Azure Disaster Recovery
Microsoft Azure has two important services for disaster recovery, namely Azure Site Recovery and Azure Storage.
Azure Site Recovery
Azure Site Recovery is a dedicated disaster recovery service that promises best-in-class recovery point objective (RPO) and recovery time objective (RTO); two key parameters that companies use as a guide when choosing disaster recovery policies and tools.
On-premise workloads, virtual environments, and workloads running in the cloud are all protected by failing over to a secondary location when using Azure Site Recovery. An important point about Azure Site Recovery is that the secondary site can be either in the Azure cloud or a secondary datacenter.
You can use Azure cloud storage for secure geo-redundant storage of important data for backup purposes. Azure Storage replicates your data three times within a primary region while also replicating this data to a second cloud region in case the first region experiences an outage.
Azure is the most straightforward option between the two cloud providers for many businesses. Small and medium business can quite easily use and configure Azure Site Recovery as a dedicated DR solution.
However, AWS offers more in terms of customization and different configurations, which might appeal to some organizations.

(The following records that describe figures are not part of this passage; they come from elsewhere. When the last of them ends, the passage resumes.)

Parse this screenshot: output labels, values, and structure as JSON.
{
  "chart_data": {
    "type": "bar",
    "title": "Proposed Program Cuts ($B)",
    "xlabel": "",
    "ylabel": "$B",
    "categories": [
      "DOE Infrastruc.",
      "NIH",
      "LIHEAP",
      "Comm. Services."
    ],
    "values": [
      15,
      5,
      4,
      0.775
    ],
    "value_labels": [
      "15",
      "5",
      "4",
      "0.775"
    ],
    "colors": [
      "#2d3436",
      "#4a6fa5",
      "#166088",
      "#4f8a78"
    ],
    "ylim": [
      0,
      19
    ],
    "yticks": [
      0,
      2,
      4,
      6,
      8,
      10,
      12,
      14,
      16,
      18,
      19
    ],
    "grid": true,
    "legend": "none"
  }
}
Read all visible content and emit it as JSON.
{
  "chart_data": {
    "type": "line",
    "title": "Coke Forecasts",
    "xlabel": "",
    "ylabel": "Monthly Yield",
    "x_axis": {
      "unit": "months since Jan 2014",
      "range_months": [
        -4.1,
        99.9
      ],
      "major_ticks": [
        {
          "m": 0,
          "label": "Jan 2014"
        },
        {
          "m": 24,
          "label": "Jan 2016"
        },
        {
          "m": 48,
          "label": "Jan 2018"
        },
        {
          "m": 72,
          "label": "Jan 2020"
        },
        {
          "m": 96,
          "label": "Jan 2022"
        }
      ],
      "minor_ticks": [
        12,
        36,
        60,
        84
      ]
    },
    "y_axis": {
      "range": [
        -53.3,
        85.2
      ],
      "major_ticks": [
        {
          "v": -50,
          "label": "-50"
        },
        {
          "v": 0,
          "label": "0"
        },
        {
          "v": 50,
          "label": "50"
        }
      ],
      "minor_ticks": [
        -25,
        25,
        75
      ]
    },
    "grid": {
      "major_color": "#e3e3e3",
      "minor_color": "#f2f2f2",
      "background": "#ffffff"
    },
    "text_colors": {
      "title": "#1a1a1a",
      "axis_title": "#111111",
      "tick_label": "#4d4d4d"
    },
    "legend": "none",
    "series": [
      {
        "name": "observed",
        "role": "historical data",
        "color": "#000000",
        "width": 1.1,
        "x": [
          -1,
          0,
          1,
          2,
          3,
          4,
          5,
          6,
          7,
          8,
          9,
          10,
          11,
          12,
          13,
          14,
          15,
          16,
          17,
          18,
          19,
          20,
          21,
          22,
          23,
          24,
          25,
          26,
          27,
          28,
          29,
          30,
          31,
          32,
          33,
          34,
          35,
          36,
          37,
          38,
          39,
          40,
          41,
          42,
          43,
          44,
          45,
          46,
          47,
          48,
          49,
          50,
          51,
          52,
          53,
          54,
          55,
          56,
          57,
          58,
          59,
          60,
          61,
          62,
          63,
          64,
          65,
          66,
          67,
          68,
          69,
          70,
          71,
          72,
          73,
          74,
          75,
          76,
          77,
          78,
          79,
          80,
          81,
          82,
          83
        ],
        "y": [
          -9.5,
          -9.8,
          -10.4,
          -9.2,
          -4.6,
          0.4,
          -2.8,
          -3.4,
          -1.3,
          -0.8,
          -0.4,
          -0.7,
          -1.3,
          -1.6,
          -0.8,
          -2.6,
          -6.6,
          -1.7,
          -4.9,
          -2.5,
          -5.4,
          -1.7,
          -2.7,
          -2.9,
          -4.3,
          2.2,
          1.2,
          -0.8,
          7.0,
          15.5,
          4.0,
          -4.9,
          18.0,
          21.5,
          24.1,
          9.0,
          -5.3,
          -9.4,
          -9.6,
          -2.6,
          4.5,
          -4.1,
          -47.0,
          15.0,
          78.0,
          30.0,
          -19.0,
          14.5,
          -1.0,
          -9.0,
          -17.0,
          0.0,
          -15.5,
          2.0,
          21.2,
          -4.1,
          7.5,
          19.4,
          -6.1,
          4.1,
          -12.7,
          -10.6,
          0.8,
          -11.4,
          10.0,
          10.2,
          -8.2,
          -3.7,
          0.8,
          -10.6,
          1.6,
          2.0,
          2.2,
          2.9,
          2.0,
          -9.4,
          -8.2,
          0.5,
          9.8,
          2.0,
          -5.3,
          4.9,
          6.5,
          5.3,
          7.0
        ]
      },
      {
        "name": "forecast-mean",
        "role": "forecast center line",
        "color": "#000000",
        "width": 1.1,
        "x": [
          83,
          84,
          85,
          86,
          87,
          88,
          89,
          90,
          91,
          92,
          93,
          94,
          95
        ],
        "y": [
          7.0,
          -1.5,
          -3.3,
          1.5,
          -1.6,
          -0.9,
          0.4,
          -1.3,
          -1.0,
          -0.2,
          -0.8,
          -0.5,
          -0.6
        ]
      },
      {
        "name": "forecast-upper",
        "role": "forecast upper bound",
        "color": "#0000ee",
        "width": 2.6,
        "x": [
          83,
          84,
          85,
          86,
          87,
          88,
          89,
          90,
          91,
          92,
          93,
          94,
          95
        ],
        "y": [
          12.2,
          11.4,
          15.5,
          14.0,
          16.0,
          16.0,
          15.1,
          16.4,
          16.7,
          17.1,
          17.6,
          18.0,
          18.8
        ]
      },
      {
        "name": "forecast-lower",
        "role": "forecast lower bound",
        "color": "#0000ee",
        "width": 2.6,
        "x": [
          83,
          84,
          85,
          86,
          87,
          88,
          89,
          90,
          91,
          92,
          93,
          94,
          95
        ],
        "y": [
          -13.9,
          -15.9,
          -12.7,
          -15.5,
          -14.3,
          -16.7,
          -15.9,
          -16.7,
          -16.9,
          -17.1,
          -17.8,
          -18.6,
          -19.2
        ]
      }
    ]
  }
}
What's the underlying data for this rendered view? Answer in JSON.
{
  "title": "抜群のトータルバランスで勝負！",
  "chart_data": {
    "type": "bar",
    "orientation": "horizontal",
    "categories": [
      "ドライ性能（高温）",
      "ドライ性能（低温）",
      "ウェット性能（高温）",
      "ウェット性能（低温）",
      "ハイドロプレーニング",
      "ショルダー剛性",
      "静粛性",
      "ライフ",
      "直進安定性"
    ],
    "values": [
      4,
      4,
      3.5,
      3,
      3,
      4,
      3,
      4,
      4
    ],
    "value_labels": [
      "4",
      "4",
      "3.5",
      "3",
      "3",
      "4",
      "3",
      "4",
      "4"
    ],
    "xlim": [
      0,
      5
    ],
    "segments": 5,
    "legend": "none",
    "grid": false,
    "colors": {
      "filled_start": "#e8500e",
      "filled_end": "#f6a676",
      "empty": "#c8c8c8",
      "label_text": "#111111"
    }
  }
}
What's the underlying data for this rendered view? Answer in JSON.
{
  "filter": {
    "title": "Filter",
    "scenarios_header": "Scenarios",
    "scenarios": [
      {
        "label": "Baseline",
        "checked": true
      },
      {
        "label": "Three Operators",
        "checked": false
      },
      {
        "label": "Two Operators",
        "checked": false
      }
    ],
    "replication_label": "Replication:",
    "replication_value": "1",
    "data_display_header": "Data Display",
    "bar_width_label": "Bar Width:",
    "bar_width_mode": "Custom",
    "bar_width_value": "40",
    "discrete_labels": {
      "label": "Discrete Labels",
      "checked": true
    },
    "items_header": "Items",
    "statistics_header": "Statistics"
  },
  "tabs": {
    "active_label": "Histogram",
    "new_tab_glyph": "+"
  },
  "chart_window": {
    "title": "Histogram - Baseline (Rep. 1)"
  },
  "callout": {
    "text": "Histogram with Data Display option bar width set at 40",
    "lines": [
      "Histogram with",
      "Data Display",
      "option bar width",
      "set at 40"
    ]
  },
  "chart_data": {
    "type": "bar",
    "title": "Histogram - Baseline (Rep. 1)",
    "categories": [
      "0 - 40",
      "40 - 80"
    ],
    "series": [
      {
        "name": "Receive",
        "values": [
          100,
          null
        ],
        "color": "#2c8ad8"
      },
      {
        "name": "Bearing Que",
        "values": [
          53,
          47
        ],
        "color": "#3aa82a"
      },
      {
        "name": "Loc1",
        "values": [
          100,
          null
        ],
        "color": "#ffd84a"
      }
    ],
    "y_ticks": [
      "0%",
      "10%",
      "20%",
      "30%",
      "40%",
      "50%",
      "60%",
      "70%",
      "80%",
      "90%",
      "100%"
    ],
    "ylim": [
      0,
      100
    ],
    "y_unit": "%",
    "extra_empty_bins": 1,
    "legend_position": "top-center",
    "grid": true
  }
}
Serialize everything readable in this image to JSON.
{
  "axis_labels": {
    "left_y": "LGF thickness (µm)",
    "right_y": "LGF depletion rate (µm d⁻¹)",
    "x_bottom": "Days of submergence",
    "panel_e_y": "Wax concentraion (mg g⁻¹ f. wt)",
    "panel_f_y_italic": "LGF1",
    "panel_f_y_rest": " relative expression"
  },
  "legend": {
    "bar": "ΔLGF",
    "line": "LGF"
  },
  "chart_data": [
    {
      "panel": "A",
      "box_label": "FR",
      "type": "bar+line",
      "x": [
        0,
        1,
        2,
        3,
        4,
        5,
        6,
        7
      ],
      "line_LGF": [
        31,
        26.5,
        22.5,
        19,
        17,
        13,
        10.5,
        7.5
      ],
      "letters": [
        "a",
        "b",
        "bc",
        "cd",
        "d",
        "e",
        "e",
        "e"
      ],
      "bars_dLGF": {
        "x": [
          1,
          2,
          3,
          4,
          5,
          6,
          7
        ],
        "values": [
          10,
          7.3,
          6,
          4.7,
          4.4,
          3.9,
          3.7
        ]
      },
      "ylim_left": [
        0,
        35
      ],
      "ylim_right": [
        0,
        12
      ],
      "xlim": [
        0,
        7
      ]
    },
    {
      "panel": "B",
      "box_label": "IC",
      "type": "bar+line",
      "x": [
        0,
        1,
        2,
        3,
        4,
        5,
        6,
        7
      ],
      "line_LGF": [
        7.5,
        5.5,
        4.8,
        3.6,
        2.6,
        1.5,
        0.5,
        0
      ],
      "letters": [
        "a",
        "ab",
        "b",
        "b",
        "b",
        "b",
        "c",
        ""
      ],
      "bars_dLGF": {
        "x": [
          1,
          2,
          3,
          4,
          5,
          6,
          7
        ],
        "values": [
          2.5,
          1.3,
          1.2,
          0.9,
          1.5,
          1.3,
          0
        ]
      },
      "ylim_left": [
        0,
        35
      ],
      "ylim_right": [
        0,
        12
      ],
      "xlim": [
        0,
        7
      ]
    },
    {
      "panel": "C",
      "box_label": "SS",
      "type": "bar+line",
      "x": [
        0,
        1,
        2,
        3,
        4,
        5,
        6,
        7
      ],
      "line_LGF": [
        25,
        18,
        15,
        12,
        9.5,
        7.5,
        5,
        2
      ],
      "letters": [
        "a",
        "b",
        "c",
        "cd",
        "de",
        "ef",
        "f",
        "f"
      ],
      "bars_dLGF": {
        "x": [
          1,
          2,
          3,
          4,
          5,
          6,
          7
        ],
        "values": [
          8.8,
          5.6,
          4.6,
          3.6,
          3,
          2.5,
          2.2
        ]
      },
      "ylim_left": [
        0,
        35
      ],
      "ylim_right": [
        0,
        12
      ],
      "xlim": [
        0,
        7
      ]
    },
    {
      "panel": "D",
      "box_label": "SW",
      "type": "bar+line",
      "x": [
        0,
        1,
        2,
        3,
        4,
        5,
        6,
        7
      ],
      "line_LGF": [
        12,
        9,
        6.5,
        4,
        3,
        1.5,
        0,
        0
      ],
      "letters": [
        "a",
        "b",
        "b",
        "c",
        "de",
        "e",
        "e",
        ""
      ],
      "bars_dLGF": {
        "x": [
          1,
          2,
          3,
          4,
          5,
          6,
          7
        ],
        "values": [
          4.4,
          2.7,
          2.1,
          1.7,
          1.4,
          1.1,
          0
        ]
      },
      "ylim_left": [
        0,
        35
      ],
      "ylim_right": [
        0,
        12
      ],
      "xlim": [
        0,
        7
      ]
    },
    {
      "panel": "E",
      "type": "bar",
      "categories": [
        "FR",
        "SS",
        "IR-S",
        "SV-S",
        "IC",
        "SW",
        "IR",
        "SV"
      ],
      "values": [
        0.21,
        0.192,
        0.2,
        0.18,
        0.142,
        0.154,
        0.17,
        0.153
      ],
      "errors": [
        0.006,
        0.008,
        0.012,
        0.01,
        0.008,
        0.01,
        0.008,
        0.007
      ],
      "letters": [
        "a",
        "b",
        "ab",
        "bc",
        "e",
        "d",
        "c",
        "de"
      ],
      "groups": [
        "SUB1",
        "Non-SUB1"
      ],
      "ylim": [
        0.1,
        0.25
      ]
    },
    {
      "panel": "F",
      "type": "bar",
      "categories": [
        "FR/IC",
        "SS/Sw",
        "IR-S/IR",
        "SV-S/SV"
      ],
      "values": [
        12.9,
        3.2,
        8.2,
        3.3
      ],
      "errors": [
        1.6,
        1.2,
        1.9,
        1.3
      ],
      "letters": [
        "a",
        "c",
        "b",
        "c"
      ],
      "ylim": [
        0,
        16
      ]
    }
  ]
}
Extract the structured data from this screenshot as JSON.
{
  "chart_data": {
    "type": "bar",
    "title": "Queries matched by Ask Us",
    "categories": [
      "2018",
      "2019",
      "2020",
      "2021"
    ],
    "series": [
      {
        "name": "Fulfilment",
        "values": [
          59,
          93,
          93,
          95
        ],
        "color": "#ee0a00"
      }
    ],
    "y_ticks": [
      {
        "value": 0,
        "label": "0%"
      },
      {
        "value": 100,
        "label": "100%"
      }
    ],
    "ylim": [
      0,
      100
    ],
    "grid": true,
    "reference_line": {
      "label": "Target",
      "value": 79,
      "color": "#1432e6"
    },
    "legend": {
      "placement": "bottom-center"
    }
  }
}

Both service providers have pay as you go pricing models, helping to avoid the high upfront costs of traditional disaster recovery methods.
DR Best Practices
Regardless of your chosen option, don’t forget some of these important disaster recovery best practices:
- Frequently test your disaster recovery plan, including the tools and services you use to help with DR.
- Set up alerts that can monitor your backup environments and alert you if they experience outages.
- Cloud-based secondary disaster recovery environments should be secured using the principle of least privilege with employee user access restricted to only the resources necessary to perform their jobs.
- Orchestration tools can help to automate the deployment of applications from on-premise data centers to the cloud after a disaster.
That wraps up this article comparing AWS and Azure’s disaster recovery solutions. If disaster strikes, consider the cloud as a means of ensuring you are properly prepared to minimize its impact on your business.